We’ve heard a lot in recent weeks about how keen the Labour Party is to have sensible debate, careful consideration and proper analysis of the government’s proposals to change the way Parliamentary boundaries are drawn up.
So if you were to take a look at an article just written for a Labour pressure group by a current MP (i.e. one who has been in Parliament whilst the legislation has had all its House of Commons stages) and member of the Labour Party, and published by a Labour pressure group, you’d expect it perhaps to contribute to that serious debate. Or at the very least, not go round myth-making about what the legislation says.
I fear you can guess what I found when I have a look at this piece from Denis MacShane however…
Yup, ‘fraid so. For he declaims how awful it is that the new rules don’t allow consultation over boundaries.
No other democracy allows electoral district boundaries to be changed without consultation.
And he demands,
The new boundaries need consultation and agreement not executive fiat.
And yet, whilst it’s certainly true the legislation changes the way consultations on new boundaries are carried it, it doesn’t abolish them. The Boundary Commissions are legally obliged to publish proposals, to give people time to send in their views and – if as a result the proposals change – consult once again.

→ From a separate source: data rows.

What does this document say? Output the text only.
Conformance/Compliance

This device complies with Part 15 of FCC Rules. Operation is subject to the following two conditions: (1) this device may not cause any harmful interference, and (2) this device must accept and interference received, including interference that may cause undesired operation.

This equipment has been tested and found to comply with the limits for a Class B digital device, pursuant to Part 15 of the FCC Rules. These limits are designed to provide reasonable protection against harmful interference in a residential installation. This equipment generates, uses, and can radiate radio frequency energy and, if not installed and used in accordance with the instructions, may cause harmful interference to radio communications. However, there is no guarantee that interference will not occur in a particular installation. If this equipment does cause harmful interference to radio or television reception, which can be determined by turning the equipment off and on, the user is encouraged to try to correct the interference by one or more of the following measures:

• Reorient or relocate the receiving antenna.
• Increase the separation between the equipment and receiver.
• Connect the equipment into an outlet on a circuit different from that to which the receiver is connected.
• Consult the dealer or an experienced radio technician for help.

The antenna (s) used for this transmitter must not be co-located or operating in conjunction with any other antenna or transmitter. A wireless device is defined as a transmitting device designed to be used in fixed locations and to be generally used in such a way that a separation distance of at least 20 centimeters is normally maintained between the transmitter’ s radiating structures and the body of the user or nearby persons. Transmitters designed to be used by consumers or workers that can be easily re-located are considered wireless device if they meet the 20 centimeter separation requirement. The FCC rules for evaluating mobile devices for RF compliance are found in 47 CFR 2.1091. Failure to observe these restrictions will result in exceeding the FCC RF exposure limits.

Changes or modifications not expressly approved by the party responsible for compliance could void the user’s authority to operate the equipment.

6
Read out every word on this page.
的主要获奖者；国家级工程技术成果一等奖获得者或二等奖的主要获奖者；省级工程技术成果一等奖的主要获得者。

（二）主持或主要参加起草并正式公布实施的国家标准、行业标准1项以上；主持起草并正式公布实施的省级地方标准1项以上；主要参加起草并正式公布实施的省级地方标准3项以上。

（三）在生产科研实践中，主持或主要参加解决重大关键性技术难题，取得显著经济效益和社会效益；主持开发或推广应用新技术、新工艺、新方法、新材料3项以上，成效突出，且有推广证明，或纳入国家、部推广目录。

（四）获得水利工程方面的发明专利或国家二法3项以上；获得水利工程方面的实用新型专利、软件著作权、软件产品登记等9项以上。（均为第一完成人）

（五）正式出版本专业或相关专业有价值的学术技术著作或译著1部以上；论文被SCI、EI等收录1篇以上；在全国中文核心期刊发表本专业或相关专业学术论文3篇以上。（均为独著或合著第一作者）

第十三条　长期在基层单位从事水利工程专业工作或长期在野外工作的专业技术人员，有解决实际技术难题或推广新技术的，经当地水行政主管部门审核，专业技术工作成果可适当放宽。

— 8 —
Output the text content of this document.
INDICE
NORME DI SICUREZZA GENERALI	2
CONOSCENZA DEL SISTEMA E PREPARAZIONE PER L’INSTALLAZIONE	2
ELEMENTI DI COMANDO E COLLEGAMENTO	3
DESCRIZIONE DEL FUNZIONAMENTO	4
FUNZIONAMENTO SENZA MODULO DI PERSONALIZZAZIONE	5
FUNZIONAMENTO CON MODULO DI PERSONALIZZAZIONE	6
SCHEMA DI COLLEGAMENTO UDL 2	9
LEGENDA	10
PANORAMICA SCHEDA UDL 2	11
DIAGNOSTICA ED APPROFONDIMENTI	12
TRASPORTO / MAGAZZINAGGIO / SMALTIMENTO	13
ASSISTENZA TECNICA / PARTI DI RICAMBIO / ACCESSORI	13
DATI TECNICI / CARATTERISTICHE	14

You don’t even have to have read beyond the Bill’s table of contents to know there is consultation in the new system, for one of the headings is:
Boundary Commission proposals: publicity and consultation
Different, as I said, from the existing system which involves public hearings. Are public hearings better? There’s a good debate to be had over that. Having seen how public hearings favour participants who can afford to employ expensive lawyers, and the way they require someone wanting to put their case in person also to be able to withstand close cross-questioning from a lawyer, I think it would be foolish to idolise the old system.
Maybe you agree, maybe you disagree.
But saying it’s awful there is no consultation under the new rules, where there clearly is, doesn’t exactly make for the sort of sensible debate, careful consideration and proper analysis that Labour keep on saying we should have, does it?
Mind you, one thing that can be said in Denis MacShane’s favour, is that at least he didn’t mention Pol Pot.
Note: I’ve updated this post to make clearer that Denis MacShane is a member of the Labour Party and was elected as a Labour MP. However, the whip has currently been withdrawn from him whilst he is being investigated by the police.